Case History: A 5-year-old South Asian female patient was born at term with very low birth weight (-3.8 SDS). She exhibited short stature (height -3.9 SDS), feeding difficulties (BMI -3.0 SDS) and microcephaly (HC -4.9 SDS). Maternal height was reduced (-3.5 SDS), paternal height was normal (-0.2 SDS). The girl had characteristic syndromic features including triangular face, high-pitched voice, and high-arched palate. She displayed developmental delay manifesting as inattention and poor motor, writing, and reading skills. Silver-Russell syndrome (SRS) was suspected but she did not fulfil Netchine-Harbison Clinical Scoring System (NH-CSS) criteria (score 3/6).

Investigations: Investigations established normal female karyotype (46,XX) and short stature screen with elevated serum IGF-1 levels (+4.4 SDS). Testing for common molecular causes of SRS did not detect hypomethylation of chromosome 11p15 (11p15LOM) or maternal uniparental disomy of chromosome 7 (UPD(7)mat). Whole exome sequencing identified a maternally inherited, heterozygous predicated damaging missense HMGA2 gene variant (c.166A>G; p.K56E). We report the first missense mutation in a highly conserved region (2nd AT-hook adjacent), impacting DNA binding.
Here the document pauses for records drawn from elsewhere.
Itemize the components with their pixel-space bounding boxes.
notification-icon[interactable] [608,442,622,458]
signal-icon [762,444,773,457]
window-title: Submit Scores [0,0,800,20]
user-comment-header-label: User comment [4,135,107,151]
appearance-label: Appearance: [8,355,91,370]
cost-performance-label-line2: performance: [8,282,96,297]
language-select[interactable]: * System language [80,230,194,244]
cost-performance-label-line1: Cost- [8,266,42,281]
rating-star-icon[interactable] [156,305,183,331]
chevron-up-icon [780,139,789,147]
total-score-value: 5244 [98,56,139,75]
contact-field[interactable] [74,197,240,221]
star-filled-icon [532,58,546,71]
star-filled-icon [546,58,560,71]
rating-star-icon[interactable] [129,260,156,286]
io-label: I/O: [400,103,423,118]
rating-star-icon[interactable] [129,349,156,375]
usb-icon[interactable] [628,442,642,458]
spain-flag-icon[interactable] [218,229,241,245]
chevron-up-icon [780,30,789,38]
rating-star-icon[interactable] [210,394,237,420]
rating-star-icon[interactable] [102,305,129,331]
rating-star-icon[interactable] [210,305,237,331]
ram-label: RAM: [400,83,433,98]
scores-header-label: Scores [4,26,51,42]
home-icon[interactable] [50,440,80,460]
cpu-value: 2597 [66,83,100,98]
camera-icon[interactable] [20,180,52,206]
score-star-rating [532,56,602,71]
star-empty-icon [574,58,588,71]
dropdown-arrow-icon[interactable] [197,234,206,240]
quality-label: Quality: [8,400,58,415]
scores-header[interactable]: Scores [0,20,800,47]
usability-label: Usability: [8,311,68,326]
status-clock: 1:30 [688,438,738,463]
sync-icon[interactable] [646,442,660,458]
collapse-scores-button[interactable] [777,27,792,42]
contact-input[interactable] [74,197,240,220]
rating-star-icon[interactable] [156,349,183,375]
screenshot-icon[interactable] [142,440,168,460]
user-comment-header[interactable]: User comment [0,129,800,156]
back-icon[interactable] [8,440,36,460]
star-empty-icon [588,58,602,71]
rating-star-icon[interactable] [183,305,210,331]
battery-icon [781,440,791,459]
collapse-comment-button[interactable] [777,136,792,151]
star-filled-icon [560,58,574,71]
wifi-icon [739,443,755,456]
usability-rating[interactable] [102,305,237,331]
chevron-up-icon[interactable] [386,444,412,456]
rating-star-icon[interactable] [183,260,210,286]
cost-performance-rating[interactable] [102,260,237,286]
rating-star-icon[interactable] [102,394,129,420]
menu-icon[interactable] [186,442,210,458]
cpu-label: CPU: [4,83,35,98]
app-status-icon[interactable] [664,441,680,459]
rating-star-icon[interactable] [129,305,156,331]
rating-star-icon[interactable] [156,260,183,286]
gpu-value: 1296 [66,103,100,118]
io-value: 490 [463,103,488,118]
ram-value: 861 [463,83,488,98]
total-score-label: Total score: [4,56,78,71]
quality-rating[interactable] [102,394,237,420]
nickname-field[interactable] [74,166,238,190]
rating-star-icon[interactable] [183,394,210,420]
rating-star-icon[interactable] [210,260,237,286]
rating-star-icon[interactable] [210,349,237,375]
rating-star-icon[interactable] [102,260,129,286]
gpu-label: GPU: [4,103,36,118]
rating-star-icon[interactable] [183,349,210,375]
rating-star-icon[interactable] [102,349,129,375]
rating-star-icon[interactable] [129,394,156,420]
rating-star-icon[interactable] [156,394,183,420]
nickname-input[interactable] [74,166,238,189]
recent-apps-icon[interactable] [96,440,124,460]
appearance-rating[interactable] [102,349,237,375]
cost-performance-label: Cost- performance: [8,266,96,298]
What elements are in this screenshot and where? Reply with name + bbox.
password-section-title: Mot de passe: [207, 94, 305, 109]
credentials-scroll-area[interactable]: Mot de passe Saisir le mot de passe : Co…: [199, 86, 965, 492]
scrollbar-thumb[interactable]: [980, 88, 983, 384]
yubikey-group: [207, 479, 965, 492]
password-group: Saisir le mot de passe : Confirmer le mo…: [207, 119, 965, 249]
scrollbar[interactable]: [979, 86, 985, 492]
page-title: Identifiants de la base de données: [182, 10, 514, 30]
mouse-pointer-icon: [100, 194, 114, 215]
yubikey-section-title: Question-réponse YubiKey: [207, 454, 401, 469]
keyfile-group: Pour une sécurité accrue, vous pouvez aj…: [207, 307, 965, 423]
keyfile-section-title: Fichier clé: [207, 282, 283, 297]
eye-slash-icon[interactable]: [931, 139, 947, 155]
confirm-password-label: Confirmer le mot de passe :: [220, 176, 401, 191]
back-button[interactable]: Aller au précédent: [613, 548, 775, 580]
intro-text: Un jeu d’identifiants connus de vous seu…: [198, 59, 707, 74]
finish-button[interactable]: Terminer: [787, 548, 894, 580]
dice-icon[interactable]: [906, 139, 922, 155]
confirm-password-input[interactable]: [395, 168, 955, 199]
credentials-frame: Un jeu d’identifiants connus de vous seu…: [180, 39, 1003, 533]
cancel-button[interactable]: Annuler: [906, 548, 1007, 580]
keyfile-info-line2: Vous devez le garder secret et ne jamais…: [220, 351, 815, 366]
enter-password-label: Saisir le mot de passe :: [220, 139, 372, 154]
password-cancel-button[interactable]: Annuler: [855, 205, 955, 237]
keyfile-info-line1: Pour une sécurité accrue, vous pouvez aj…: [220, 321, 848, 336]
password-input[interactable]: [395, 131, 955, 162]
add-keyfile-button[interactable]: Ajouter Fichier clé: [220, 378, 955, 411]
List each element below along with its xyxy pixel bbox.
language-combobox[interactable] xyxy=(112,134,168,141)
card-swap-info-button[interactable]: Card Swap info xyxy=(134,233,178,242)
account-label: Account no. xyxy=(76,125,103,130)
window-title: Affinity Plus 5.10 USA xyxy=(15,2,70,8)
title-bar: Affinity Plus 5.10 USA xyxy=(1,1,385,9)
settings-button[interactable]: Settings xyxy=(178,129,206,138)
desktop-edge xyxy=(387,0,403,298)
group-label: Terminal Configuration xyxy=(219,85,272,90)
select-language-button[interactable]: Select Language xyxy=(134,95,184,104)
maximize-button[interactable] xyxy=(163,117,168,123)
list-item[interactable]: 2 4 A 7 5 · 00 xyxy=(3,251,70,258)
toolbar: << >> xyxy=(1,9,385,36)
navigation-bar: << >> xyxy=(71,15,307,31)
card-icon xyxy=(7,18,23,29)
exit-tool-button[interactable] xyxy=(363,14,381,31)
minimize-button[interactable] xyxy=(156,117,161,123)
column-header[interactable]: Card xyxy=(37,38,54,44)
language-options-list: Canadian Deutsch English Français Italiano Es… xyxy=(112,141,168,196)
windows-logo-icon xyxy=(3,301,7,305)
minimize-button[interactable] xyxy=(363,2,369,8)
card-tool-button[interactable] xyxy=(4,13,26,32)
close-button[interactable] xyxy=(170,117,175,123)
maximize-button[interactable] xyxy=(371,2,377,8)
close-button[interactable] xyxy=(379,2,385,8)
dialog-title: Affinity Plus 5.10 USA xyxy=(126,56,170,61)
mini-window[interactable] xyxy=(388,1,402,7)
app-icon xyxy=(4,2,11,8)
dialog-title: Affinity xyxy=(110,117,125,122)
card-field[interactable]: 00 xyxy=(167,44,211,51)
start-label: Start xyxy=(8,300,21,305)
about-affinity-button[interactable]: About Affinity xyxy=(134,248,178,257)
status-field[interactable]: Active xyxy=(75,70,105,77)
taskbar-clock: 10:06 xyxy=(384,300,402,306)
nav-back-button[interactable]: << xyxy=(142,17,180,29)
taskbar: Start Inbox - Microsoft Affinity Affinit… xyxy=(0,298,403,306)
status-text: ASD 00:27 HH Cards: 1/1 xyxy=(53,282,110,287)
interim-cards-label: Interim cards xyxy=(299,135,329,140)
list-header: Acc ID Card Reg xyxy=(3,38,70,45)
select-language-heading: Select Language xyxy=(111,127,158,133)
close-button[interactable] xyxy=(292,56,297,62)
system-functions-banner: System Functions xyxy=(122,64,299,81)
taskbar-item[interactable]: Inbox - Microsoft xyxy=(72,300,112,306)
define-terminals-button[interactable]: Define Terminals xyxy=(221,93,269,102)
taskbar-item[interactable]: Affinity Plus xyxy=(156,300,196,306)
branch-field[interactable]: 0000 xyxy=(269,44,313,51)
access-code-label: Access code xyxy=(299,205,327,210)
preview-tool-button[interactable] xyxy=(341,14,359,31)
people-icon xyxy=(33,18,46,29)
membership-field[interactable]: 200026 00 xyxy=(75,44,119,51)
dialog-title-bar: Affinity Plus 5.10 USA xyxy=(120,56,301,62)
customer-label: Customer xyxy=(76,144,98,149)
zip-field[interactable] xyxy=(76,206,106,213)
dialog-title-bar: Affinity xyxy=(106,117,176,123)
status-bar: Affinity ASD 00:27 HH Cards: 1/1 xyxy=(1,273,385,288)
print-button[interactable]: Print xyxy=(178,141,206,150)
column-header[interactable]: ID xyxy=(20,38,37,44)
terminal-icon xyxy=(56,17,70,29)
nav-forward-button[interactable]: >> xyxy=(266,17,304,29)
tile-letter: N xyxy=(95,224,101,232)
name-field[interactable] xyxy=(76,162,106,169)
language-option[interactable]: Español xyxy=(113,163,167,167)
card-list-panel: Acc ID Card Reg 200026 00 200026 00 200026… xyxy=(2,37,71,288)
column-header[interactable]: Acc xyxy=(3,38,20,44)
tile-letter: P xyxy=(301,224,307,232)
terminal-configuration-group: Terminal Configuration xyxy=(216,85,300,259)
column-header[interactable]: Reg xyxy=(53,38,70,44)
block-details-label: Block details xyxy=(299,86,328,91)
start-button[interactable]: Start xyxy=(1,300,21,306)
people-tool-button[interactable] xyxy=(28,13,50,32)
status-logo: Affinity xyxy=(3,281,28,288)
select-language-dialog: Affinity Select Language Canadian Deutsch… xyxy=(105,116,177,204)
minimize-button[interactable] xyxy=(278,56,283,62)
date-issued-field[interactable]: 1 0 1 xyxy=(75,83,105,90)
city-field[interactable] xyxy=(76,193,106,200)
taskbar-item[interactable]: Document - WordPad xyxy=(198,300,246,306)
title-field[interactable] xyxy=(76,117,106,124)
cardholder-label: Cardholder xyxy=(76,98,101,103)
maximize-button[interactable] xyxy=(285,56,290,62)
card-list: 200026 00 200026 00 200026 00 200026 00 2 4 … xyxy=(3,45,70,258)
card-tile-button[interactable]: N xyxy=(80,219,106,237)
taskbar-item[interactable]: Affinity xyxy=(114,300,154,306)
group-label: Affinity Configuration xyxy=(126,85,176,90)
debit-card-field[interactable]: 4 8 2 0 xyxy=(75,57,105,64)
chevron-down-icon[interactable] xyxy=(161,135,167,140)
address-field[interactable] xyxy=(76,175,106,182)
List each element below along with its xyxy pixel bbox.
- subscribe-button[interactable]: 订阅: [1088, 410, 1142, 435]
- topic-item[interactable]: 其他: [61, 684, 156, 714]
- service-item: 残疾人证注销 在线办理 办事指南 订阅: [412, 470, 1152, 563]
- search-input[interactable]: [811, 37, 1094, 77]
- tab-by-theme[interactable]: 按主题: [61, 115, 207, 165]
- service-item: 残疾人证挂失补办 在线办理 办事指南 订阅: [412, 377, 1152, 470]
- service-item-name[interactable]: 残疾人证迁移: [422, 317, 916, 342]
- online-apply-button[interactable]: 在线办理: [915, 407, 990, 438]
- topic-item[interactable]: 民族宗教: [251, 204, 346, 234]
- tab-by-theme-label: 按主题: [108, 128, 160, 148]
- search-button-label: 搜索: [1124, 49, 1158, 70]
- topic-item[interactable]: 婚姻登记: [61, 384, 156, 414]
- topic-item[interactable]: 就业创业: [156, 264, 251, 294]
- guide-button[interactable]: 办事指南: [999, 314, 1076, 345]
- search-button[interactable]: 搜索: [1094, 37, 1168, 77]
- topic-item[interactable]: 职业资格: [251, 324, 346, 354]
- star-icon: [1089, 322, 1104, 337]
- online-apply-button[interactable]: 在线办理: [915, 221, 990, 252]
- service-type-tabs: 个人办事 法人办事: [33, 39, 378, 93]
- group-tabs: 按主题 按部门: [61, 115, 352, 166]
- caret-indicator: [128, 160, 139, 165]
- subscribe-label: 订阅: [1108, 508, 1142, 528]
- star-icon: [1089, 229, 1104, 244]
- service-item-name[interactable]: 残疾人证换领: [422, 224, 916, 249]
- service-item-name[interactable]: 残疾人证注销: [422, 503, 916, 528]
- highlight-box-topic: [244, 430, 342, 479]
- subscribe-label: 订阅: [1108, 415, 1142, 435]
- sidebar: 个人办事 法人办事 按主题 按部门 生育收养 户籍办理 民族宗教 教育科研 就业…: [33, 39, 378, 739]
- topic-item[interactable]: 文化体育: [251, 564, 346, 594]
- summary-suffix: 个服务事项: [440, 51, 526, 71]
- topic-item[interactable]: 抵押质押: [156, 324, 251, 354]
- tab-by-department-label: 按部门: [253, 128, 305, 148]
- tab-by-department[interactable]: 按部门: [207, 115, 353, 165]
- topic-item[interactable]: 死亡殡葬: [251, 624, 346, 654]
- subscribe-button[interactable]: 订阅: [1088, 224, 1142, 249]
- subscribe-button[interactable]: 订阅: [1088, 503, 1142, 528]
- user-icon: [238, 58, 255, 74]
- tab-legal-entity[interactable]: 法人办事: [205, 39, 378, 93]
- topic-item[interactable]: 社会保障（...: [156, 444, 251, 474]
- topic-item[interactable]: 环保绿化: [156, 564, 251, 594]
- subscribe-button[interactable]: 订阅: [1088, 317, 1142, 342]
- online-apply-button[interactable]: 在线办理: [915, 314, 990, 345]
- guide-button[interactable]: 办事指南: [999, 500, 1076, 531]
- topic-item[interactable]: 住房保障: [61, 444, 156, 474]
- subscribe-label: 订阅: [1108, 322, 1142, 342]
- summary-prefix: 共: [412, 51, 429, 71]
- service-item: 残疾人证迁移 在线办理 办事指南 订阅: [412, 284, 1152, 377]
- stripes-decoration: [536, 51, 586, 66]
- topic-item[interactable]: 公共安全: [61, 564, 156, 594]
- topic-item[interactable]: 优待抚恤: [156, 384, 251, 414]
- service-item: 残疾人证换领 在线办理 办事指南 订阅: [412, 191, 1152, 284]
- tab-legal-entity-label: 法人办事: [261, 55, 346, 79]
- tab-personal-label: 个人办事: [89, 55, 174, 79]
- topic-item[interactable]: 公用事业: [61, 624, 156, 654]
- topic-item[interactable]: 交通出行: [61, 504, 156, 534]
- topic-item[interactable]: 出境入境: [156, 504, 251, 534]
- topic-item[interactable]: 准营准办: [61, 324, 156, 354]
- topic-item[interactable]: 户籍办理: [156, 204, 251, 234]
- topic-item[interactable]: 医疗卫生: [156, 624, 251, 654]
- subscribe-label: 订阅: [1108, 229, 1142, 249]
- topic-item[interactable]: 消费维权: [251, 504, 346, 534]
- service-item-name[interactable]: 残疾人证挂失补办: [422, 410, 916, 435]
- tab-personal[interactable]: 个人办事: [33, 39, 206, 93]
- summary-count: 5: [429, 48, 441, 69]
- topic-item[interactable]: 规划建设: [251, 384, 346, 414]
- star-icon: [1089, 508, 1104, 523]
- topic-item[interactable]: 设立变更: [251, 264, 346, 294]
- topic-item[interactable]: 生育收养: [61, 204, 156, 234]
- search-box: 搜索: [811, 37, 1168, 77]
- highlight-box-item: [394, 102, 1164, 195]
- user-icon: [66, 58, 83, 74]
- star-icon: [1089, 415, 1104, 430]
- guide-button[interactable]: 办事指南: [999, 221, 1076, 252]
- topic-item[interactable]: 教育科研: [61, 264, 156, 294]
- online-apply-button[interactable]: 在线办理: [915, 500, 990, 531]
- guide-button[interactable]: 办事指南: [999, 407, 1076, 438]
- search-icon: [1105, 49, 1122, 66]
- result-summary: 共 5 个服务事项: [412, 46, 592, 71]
Management: SRS is a multisystem disorder requiring early, multidisciplinary clinical management. The identification of a genetic cause for this patient’s phenotype allowed an end to diagnostic testing and the initiation of tailored clinical management including active surveillance for co-morbidities, growth monitoring, nutritional support and referral for genetic counselling.

Conclusions and discussion points: SRS is rare (epi)genetic disorder characterised by pre- and post-natal growth restriction and distinct features. SRS has a varied phenotype and clinical features diminish with age, making diagnosis challenging. ~60% of cases are attributed to 11p15LOM or UPD(7)mat and frequently identified by NH-CSS criteria. Recently, rare (<5%) monogenic defects (CDKN1C, IGF2, PLAG1, HMGA2) have been implicated. Clinical SRS diagnosis (≥4/6 NH-CSS criteria) must include relative macrocephaly and prominent forehead at birth. However, the NH-CSS utility in diagnosing rare monogenic causes of SRS is uncertain. (Epi)genetic testing is recommended for patients scoring ≥3/6 NH-CSS criteria. Rarer monogenic cases should not be overlooked. We analysed the 17 HMGA2 cases reported to date: 35% failed to fulfil NH-CSS criteria, 71% lacked relative macrocephaly and 6% had no body asymmetry. Our patient also had atypical features (developmental delay and microcephaly). Our case highlights that NH-CSS <4/6 and atypical features, such as microcephaly, should not preclude clinicians from investigating SRS. Molecular diagnosis is crucial for stratification of cases and clinical management, enhancing outcomes and reducing the diagnostic odyssey for patients and families.